February 16, 2012
Crime in Kenya: in this article, we follow up on our ‘When the police are crooks’ article with one on ‘When the magistrates are malingerers’.
If you haven’t done so already, read the first instalment of this saga on ‘Crime in Kenya’ that one entitled ‘When the police are crooks’.
This Kenya Forum correspondent was sitting in downstairs section of a central Nairobi restaurant, reading a newspaper over a cup of coffee, killing 20 minutes before attending a meeting nearby.
In walks a friend, a lawyer by trade, clearly frustrated and needing both a coffee and to let off steam.
The cause of annoyance was that she had just come from the local magistrates’ court where a case in which she was acting for the defence had yet again been postponed because the police, for the prosecution, had not brought along the relevant file… again.

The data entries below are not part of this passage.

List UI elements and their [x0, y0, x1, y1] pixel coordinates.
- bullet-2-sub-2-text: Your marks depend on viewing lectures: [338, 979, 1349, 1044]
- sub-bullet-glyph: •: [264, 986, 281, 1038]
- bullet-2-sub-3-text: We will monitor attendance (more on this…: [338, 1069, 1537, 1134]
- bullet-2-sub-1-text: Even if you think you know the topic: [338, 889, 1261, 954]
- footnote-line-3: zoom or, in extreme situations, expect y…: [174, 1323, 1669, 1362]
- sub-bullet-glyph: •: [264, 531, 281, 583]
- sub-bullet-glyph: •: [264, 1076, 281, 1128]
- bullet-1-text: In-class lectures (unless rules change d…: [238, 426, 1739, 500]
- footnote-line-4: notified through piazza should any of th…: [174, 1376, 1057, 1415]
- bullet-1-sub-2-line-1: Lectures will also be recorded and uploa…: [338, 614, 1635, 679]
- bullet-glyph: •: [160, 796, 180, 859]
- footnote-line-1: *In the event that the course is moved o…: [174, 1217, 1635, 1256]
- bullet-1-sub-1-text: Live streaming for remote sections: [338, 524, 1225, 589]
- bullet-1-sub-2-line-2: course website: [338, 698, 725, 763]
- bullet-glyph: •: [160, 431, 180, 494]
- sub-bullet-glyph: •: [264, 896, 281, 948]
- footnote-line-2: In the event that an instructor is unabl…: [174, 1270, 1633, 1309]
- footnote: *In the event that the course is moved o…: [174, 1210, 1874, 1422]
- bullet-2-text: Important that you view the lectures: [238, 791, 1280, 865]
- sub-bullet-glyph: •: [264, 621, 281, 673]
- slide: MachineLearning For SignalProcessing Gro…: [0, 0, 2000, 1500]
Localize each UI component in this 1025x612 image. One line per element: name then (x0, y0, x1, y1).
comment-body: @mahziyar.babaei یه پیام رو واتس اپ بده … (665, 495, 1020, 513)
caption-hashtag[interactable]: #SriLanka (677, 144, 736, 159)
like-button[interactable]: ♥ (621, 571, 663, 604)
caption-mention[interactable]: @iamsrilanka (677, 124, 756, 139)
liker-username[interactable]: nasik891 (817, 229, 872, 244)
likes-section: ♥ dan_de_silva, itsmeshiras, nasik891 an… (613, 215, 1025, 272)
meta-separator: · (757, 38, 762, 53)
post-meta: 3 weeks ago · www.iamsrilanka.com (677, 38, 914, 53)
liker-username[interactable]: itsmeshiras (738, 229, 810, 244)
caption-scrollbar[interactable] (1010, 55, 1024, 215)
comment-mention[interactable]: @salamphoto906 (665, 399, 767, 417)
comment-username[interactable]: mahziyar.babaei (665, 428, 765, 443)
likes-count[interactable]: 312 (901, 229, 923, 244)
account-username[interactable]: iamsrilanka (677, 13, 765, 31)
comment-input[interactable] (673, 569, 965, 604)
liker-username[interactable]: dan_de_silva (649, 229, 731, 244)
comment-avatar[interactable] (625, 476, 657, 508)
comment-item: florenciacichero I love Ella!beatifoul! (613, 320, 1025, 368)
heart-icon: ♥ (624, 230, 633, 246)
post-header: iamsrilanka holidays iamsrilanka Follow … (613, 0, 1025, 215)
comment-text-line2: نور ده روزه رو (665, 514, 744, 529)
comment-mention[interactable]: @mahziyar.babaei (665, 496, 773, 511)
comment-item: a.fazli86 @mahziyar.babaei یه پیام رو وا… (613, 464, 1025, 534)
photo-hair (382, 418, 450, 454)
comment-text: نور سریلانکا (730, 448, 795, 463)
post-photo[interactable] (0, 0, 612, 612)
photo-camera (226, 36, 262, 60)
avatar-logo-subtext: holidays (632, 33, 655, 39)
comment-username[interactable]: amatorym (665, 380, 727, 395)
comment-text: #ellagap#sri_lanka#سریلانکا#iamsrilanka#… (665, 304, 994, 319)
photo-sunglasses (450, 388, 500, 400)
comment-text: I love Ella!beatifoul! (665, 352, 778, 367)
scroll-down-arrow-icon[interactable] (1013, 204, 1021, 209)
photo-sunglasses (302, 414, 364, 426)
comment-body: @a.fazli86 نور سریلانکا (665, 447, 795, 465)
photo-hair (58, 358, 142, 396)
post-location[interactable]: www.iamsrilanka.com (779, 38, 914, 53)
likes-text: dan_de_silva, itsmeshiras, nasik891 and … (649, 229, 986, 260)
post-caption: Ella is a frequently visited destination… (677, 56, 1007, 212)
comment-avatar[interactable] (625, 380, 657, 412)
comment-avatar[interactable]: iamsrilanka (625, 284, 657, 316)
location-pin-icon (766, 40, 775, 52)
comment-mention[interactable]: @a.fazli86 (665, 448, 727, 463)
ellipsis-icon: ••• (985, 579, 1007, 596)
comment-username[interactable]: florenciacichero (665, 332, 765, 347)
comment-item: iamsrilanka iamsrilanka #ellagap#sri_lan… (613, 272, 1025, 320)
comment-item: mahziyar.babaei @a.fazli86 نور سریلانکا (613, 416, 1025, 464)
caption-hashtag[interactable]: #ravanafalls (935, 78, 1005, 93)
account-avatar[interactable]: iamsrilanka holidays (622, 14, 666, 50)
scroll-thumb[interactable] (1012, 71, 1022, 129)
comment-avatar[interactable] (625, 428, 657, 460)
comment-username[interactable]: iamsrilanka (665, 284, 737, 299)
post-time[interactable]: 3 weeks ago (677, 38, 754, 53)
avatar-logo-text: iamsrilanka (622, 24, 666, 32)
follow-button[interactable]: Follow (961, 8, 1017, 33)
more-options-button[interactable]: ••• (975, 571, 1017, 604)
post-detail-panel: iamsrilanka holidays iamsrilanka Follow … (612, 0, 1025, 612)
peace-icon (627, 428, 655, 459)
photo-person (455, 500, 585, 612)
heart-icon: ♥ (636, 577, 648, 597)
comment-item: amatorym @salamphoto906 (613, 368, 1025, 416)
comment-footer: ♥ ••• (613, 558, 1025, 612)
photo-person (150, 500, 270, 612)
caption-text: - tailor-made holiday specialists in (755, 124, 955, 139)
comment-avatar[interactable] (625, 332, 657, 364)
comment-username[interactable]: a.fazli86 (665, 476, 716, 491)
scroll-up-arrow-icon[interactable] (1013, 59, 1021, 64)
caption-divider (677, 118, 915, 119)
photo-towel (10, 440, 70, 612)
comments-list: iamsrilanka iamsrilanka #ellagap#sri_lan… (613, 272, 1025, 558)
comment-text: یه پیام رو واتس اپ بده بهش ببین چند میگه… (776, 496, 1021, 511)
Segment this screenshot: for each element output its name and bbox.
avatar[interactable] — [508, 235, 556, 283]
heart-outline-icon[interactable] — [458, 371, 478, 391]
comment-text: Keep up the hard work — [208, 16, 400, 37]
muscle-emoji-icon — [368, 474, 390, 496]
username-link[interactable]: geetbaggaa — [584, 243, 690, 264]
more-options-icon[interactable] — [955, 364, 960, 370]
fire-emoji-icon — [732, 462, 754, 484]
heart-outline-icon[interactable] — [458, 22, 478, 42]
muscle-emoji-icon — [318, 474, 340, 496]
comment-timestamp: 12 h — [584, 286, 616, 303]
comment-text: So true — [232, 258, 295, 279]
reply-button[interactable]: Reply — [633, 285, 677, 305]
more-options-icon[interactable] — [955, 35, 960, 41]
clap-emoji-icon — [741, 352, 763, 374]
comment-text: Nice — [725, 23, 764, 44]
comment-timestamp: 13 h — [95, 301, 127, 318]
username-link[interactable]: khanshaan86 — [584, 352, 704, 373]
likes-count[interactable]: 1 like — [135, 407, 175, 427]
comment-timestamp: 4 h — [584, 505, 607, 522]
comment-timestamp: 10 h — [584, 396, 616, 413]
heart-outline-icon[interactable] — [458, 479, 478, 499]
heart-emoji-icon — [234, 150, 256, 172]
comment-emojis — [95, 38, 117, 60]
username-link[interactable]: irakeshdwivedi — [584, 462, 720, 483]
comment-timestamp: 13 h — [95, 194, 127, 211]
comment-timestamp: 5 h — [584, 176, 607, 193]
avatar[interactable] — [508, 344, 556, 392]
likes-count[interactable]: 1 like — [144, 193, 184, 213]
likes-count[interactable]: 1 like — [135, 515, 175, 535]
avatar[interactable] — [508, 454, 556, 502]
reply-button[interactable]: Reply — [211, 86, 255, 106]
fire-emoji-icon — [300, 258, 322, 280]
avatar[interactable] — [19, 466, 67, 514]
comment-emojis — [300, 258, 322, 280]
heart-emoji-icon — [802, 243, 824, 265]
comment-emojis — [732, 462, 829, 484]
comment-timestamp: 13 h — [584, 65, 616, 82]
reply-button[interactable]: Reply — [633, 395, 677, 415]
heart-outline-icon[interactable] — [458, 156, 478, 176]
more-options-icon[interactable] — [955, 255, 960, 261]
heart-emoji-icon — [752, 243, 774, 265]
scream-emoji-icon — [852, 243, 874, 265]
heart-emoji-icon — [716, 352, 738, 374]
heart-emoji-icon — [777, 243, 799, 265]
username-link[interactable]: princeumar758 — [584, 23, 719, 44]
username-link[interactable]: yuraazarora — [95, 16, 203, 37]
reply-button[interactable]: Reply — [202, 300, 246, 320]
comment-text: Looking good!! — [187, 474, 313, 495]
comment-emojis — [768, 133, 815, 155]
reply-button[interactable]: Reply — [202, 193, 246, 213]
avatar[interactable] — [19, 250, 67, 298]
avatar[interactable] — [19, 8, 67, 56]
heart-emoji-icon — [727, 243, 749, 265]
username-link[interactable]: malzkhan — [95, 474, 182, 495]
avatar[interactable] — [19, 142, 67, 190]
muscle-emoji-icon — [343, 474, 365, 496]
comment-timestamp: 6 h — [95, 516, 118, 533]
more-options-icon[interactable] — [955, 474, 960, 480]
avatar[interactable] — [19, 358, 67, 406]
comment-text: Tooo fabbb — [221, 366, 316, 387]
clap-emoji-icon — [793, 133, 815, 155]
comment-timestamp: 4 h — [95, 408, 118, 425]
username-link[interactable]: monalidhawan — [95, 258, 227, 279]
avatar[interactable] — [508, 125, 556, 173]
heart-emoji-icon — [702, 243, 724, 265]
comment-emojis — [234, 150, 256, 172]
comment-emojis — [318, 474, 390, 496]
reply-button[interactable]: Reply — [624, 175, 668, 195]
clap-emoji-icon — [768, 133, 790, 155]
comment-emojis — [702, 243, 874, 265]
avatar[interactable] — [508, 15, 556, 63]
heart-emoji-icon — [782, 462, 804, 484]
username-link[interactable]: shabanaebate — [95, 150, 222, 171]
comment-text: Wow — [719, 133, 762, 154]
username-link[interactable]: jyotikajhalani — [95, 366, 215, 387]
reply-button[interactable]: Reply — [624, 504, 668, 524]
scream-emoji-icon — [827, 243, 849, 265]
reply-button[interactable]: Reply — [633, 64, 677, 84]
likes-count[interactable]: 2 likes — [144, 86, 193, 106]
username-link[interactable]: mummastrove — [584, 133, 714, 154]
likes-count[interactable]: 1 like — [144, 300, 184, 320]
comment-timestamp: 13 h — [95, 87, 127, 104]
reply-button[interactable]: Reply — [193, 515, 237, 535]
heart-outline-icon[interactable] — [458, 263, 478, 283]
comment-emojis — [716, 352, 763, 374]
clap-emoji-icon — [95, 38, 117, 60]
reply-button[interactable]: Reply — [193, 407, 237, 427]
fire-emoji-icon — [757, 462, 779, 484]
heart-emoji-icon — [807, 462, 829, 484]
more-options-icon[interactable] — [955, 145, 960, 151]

She had questioned the police officer in the corridor outside the courtroom, she related.
“What is your name?” the lawyer asked.
“I can’t tell you”, replied the police officer.
“What is the name of your superior officer?” she asked.
“I don’t know”, replied the police officer.
“OK, which police station do you work out of?” she asked.
“I don’t know”, said the police officer.
The lawyer then explained why this absurdity had taken place. Apparently the police knew that they could not win the case so all they had to do was to fail to bring the relevant file along and eventually the whole affair would fall by the legal wayside.
“Couldn’t you take this up with the magistrate?” your correspondent asked her.
The lawyer said she would have done and was most intent on doing so but the magistrate didn’t turn up for the court case anyway. Apparently the non- arrival of magistrates is a daily theme of legal life in the courts of central Nairobi. Meanwhile the list of delayed case grows longer.
We have a new Constitution. We have a new Bill of Rights. We have a new Chief Justice. It is all pointless, however, says the Kenya Forum, if the police do not feel they have to obey any rules, or even just decent behaviour, and the magistrates feel they do not have to turn up to court if it doesn’t suit them.